Din dersi tabi ki verilmelidir, ama gereğince ve uyarınca. Aşırıya kaçıldı mı iş başka noktalara varır.
Müftülere nikâh kıyma yetkisi de gereksizdir. Batıda papazlar kilisede nikâh kıyıyor ama hiç  bir papaz “hıristiyan şeriatı gelsin” demiyor. Bizdeyse ne kadar verirsen ver, daha çoğu isteniyor. Daha çoğunun istenmeyeceğini bilsek, müftünün nikâh kıyma yetkisine biz de karşı çıkmayız.
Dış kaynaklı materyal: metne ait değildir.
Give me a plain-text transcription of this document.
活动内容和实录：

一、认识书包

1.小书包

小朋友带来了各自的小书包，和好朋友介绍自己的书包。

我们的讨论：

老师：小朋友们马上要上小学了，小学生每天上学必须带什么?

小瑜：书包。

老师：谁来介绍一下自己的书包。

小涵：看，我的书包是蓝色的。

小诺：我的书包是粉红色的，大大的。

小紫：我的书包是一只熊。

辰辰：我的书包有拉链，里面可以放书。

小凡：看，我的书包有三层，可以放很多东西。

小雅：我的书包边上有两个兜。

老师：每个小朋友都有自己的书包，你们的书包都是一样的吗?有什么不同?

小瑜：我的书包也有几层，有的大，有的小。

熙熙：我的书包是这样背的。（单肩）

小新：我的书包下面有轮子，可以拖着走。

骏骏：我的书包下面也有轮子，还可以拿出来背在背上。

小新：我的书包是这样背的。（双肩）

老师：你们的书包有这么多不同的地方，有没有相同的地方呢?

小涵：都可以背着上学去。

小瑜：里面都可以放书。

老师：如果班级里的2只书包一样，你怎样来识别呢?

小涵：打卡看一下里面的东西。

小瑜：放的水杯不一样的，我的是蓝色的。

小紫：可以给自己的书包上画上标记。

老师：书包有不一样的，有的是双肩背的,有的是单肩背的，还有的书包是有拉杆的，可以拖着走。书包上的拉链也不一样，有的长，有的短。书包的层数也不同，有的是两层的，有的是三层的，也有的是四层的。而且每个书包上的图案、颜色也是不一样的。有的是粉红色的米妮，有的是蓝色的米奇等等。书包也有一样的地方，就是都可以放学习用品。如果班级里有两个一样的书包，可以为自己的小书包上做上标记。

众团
Bir de müftüler nikâh kıymaktan vakit bulup esas işlerini ne zaman, nasıl yapacaklar?
Bir ülkenin ilerlemesi için iki şey gereklidir: Birincisi layiklik, ikincisi çok partili demokratik sistem. Gerçi bir ülke çok partili demokratik sistem olmadan, diktatörlükle de ilerleyebilir. Ama layik diktatörlükle. Bu tip ülkelere 1871-1918 arasındaki Almanyayı, 1871-1945 arasındaki İtalyayı, 1917’de sona eren Rus çarlığını, 1868-1945 arasındaki Japon imparatorluğunu örnek gösterebiliriz. Bunların hepsi demokratik deneyimler yaşamışlarsa da hiç biri İngiliz, Fıransız, Amerikan demokrasileri gibi gerçek demokrasi olamamışlardır. Bununla birlikte ilerlemelerini sürdürebilmişlerdir. Bu arada Birinci ve İkinci Dünya savaşlarını demokrasilerin kazandığını anımsatmak isteriz. Oysa “savaş esnasında tek kişinin yönetimi, tek elden yönetim daha uygundur” diye düşünülebilir. Ama öyle olmamıştır.
Evet bir ülke çok partili demokratik sistem olmadan da ilerleyebilir. Fakat layiklik olmadan asla ve kesinkes ilerleyemez. Bunun ispatı tarih ve coğrafya laboratuvarlarıdır. Temel soru ve sorun şudur: Amaç dinsel bir rejim kurmak mı yoksa çağdaş uygarlık düzeyine ulaşmak mı olmalıdır? Yanıt ikincisidir. Aksi takdirde geri kalırsınız, zayıf, güçsüz olursunuz.
Sözü uzatmak istemiyoruz. Türkiyeyi yöneten başkanlara nazikane ve naçizane şöyle bir soru yöneltmek istiyoruz: Eğer Atatürk devrimleri ve layiklik olmasaydı, sizler şu anki mevkilerinizde, makamlarınızda oturabilir miydiniz? Yoksa hala köylerinizde buğday tarlasında, koyun peşinde, mısır çapasında mı olurdunuz? Bu soruyu kendimize sorduğumuzda “Ben hala çocukluğumda olduğu gibi yaylalarda sığır güderdim, ormanlarda sığırların yemesi için kayın ve gürgen dallarını kırardım, tarlada mısır çapası yapardım” yanıtını veriyoruz (26 Temmuz 2017).